Na virada do século 19 para o 20, o Rio de Janeiro era conhecido como “túmulo de imigrantes”. Por lá grassavam tifo, tuberculose, rubéola, lepra, difteria, malária, varíola, febre amarela, entre outras doenças. A questão sanitária era um problema para a circulação de mercadorias e para a imigração. Mas o médico Oswaldo Cruz, o prefeito Pereira Passos e o presidente Rodrigues Alves decidiram, com poder de polícia, entrar na casa dos indivíduos pobres do centro da cidade e desinfetá-las, fechá-las, matar os mosquitos, exterminar os ratos e iniciar a erradicação de boa parte dessas doenças, assim como a expulsão dos pobres em direção a locais ainda mais insalubres, bem como à prisão ou ao Acre. Higiene e saúde pública, então, diziam respeito a limpeza e eliminação de focos de doenças juntamente com elementos urbanísticos “feios”, como a pobreza. A ressonância propagandística de “embelezar” a cidade talvez fosse maior do que a campanha sanitária satirizada pela imprensa.

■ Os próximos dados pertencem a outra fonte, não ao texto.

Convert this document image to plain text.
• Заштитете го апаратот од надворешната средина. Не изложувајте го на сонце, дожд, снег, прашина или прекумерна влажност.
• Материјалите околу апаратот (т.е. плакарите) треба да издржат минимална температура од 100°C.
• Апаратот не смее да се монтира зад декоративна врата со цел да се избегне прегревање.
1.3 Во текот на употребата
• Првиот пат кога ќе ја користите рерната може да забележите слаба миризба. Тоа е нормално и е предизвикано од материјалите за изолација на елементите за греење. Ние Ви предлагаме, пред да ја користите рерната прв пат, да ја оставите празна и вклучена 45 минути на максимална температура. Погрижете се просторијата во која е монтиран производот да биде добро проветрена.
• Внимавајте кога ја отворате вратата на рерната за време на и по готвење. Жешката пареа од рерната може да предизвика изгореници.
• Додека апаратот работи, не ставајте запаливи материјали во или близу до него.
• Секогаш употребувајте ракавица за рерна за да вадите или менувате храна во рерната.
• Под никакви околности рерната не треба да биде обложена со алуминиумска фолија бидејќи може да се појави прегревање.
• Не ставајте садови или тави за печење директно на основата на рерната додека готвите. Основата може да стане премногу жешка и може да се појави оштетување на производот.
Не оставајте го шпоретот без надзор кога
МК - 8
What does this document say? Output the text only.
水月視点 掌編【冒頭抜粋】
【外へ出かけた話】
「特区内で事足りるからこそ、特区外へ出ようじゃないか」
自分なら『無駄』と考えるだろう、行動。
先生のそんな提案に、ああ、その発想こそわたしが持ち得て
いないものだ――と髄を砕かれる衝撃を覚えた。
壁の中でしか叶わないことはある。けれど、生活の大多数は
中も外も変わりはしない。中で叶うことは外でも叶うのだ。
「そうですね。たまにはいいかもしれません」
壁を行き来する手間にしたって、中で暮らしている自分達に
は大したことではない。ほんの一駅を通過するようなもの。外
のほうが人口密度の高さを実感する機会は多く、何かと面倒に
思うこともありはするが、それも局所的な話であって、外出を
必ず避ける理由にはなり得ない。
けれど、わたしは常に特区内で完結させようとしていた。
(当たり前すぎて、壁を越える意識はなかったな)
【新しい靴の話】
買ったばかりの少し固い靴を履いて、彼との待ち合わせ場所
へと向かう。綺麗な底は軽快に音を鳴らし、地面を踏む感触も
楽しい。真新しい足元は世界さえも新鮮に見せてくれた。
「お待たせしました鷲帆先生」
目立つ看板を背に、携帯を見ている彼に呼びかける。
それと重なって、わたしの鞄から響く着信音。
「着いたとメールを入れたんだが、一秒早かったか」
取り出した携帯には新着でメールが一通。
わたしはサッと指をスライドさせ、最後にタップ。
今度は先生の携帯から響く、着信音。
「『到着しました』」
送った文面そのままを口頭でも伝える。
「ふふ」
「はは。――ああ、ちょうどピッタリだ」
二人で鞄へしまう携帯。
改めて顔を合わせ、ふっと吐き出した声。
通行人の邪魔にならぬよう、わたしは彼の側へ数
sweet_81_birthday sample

A grande revolta viria com a obrigatoriedade da vacina contra a varíola. Isso porque, no século 19, a vacina era realmente perigosa e nada eficiente, podendo muitas vezes transmitir outras doenças contagiosas. Sabia-se disso e, de fato, era uma violência ser obrigado a despir o corpo para receber dentro de si uma substância entendida como veneno. Havia também a questão do pudor e da moral ao despir-se e ver a esposa despida – moralidade quebrada por uma autoridade que já havia tirado a casa dessas pessoas e forçado a sua realocação para uma região de mangue, enquanto a bela avenida Central era construída sobre os escombros de onde elas viviam, para deleite da burguesia carioca. Não se tratava de cuidar delas, mas tirá-las dali para limpar a cidade do contágio. Não surpreende a revolta.

Ao final do processo, a cidade estava pronta para uso: mais limpa, menos doente e com menos pobres.

Neste ano, o Brasil é acometido por uma pandemia cuja única profilaxia até o momento é o isolamento social, o que traz grandes prejuízos para a economia. Mas dessa vez, ciência e Estado, pelo menos em nível federal, não deram as mãos como nos exemplos anteriores. A mortalidade no Brasil é maior entre os mais pobres segundo dados estatísticos, e ainda assim o ministro da Economia, Paulo Guedes, disse a empresários que é hora de “sacrifício” e que, por isso, eles deveriam pressionar outros Poderes da República para a reabertura do comércio. Contudo, o grande sacrifício estará nas indústrias, nas filas do comércio e nos transportes coletivos, enquanto esses empresários permanecerão protegidos.

É simbólico que uma das primeiras mortes causada pela Covid-19 no Brasil tenha sido a de uma empregada doméstica infectada pela patroa, que trouxe o vírus da Itália. Diz-se que ela pertencia a grupo de risco, e de fato pertencia: era pobre. A desigualdade no cuidado entre ricos e pobres no Brasil é hedionda. Segundo Dante Senra, há 50 mil leitos de UTI no país. Quarenta e seis milhões de brasileiros usam 50% desses leitos, enquanto os outros 50% são usados por 168 milhões. Sabe-se disso. Qual é a qualidade dos serviços de saúde da classe média e alta em comparação com a das classes vulneráveis? Mas, ora, para que tomar medidas para salvar vidas de contingentes que o Brasil quase nunca se importou em salvar? Vão morrer milhares sim, “e daí?”

Meses depois do fim do isolamento, o país estará novamente pronto para uso: mais limpo, com álcool em gel e com menos pobres. Não porque deixarão de ser pobres, mas porque terão morrido. Apesar de algumas tentativas social-democratas que apareceram em algumas importantes circunstâncias políticas do país, essa parece ser a política brasileira preferida contra a pobreza.

Rafael Mantovani é sociólogo, doutor pela FFLCH/USP. Autor de Modernizar a ordem em nome da saúde: a São Paulo de militares, pobres e escravos (1805-1840).